Yacoubi se rebelle contre la décision de la commission administrative de l’UGTT, et quoi après ?

Yacoubi se rebelle contre la décision de la commission administrative de l’UGTT, et quoi après ?

 

Alors que le patron de l’UGTT, Noureddine Taboubi expliquait lundi soir sur les médias la portée de la décision prise par la Commission administrative appelant à la reprise des cours et à la remise des notes, le secrétaire général de la fédération générale de l’enseignement secondaire Lassaad Yacoubi se fendait d’un bref communiqué où il invitait les enseignants à s’en tenir à la décision de la commission administrative sectorielle ce qui revient à dire non à l’appel de la plus haute instance de la centrale syndicale.

Si cela n’est pas une rébellion contre les décisions de la direction de l’UGTT ça y ressemble fort, d’autant que Yacoubi faisait un point d’honneur à ce que ses troupes exécutent ses directives et font réussir le mouvement social mieux et plus largement « dans le même esprit militant » selon les termes du communiqué.

La position du secrétaire général de la fédération de l’enseignement secondaire n’est pas surprenante. Elle est même dans la nature des choses, car la centrale ouvrière a toujours satisfait le moindre de ses caprices.

Ainsi lui a-t-elle emboité le pas lorsqu’il a exigé et obtenu le limogeage de l’ex-ministre de l’Education Néji Jalloul, alors que la nomination ou la révocation d’un membre du gouvernement n’a jamais figuré parmi les revendications de la centrale syndicale.

La direction de l’UGTT a rehaussé aussi son syndicat en une fédération générale, ce qui lui donne droit de disposer d’une commission administrative sectorielle dont il usera le moment venu pour dicter ses vues y compris sur la direction syndicale. Ce qu’il ne manquera pas de faire, le premier moment venu.

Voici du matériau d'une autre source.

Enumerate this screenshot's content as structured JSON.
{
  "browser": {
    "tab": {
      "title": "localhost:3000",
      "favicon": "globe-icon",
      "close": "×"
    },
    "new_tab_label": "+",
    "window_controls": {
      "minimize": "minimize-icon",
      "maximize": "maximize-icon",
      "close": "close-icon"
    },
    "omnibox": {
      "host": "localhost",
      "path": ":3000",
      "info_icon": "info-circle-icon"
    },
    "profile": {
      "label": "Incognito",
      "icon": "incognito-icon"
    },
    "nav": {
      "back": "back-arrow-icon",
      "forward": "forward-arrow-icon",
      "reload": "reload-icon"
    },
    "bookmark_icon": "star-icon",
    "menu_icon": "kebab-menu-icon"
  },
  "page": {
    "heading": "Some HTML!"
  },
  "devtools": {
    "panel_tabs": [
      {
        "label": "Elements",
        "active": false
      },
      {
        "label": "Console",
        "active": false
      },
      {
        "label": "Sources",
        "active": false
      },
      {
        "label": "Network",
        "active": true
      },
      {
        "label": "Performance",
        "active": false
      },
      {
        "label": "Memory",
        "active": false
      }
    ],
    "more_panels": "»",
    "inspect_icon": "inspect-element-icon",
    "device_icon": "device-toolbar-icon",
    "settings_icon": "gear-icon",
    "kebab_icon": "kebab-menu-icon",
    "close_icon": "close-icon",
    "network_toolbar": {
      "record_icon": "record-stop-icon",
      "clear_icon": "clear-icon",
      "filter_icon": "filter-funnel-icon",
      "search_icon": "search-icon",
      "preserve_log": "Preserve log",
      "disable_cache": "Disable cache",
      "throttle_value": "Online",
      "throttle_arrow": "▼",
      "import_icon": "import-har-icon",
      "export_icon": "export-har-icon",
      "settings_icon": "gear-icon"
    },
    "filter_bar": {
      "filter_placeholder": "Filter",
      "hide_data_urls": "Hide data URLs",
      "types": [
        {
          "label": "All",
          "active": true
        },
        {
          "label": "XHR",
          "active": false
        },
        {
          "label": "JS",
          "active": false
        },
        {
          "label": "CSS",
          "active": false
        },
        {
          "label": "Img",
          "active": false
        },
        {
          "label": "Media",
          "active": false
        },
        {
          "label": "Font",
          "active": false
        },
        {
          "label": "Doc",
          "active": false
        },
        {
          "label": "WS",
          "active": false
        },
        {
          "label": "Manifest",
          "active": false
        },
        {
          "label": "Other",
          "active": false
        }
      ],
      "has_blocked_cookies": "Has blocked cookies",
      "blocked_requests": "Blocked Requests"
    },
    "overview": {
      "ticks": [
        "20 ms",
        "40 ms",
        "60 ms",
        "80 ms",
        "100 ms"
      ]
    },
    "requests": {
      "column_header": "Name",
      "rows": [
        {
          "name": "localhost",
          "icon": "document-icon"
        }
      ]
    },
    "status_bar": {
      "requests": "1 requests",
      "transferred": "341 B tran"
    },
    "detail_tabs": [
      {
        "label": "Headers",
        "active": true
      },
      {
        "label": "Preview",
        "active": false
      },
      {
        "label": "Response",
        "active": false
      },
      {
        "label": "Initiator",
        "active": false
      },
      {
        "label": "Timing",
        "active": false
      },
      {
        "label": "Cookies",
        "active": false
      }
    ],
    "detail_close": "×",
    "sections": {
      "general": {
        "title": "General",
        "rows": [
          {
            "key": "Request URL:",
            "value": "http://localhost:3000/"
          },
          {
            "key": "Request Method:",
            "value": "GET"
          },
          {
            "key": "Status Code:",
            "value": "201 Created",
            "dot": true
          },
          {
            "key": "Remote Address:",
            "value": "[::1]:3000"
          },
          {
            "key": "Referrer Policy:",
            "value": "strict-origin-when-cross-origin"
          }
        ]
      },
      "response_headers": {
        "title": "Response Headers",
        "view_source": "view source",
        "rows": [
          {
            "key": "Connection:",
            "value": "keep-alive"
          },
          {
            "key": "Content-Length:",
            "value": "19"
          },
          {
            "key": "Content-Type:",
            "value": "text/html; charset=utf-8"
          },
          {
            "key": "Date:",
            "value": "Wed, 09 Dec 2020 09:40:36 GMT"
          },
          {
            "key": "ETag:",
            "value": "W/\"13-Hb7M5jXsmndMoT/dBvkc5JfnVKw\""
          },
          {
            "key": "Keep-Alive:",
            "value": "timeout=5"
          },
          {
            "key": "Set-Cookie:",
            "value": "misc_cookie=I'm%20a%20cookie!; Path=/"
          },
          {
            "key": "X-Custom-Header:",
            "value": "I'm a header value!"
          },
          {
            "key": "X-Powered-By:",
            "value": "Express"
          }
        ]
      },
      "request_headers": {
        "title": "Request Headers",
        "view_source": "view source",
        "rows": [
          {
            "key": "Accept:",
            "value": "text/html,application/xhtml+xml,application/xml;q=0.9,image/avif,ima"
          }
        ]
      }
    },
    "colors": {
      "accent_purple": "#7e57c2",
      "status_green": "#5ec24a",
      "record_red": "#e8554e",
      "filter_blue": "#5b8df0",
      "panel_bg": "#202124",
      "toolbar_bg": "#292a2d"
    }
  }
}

Lassaad Yacoubi a imposé la rétention des notes comme une forme du combat syndical au même titre que la grève, ce qui n’existe nulle part dans les pratiques syndicalistes. D’ailleurs il a réussi à l’imposer contre les vues de la direction syndicale qui n’y était favorable car elle était sensible au fait qu’une telle mesure était forcément impopulaire et ne pouvait être avalisée par les parents d’élèves.

Tout le monde savait que Noureddine Taboubi et certains de ses camarades au bureau exécutif étaient opposés à cette mesure, mais personne n’a osé lui porter la contradiction. Par leur silence, ils l’ont laissé faire, ce qui lui a permis de porter l’escalade à son comble mettant l’année scolaire en danger.

Alors que Taboubi et les plus raisonnables de ses lieutenants essayaient de calmer le jeu et se répandaient dans les médias pour dire qu’il n’y aura pas d’année blanche, lui prenait un malin plaisir à aller à l’escalade, qu’il souhaitait de toutes ses forces, rendant ainsi l’année blanche tant redoutée non une fiction mais une réalité qui devient chaque jour plus effective.

Ne montrant aucun signe de souplesse et n’ayant aucune intention de privilégier l’apaisement, alors que l’année scolaire touche à sa fin et que les examens nationaux arrivent à grande vitesse, Yacoubi a placé la direction de la centrale dans un dilemme, soit elle soutient ses exigences, dont elle sait qu’elles sont au dessus des possibilités du pays, soit elle le désavoue, avec les conséquences que cela puisse provoquer sur l’unité syndicale.

Convoquer une réunion urgente du bureau exécutif et une session extraordinaire de la commission administrative nationale était pour la direction de l’UGTT une manière d’imposer une accalmie dans une crise qui si elle perdure risque de mettre la centrale syndicale en porte à faux avec l’opinion publique qui n’accepterait jamais que la jeunesse tunisienne soit l’otage d’un conflit qui en tout état de cause ne la concerne pas.

Evidemment Yacoubi ne l’entendait pas de cette oreille. La suspension des cours pour une durée indéterminée, comme la rétention des notes, c’est sa fédération qui l’ont décidé et il n’accepterait en aucune façon que la structure qu’il a préside et dont il tire sa puissance en soit dessaisie.

Présent à Hammamet, il savait que c’est lui qui tirera la ficelle le dernier et qu’en aucune façon il ne se laissera marcher sur les pieds. C’est pourquoi, il va laisser circuler l’information sur la reprise des cours et la remise des notes, avant d’entrer dans le jeu pour montrer qui tient l’autorité sur les professeurs.

En disant non et en imposant cette décision y compris à la direction de l’UGTT qui se trouve ainsi dans de mauvais draps, il montre qui est le maître du jeu.

Même si en fin de compte, il fera comme c’est attendu machine arrière et que la position de la commission administrative nationale finira par s’imposer, il aura réussi à s’imposer comme le syndicaliste qui a fait plier le gouvernement- qui lui a remis sur un plateau la tête de l’ancien ministre de l’Education- mais aussi celui qui a été encore plus fort que la commission administrative nationale, la plus haute instance de la centrale syndicale.

En le laissant faire, les syndicalistes doivent savoir maintenant à quoi s’en tenir.

Yacoubi est en train de creuser son sillon. Demain imposera-t-il sa loi à toute la centrale ? C’est probable. Mais avec lui les contre-pouvoirs doivent savoir où mettre les pieds.

Celui qui s’est lancé dans une diatribe contre les journalistes les qualifiant d’infamie et de honte de la profession n’est pas du genre à présenter des excuses comme exige de lui le syndicat national des journalistes.

Du reste il montre franchement qu’il n’accepte pas la critique alors que c’est la règle en démocratie.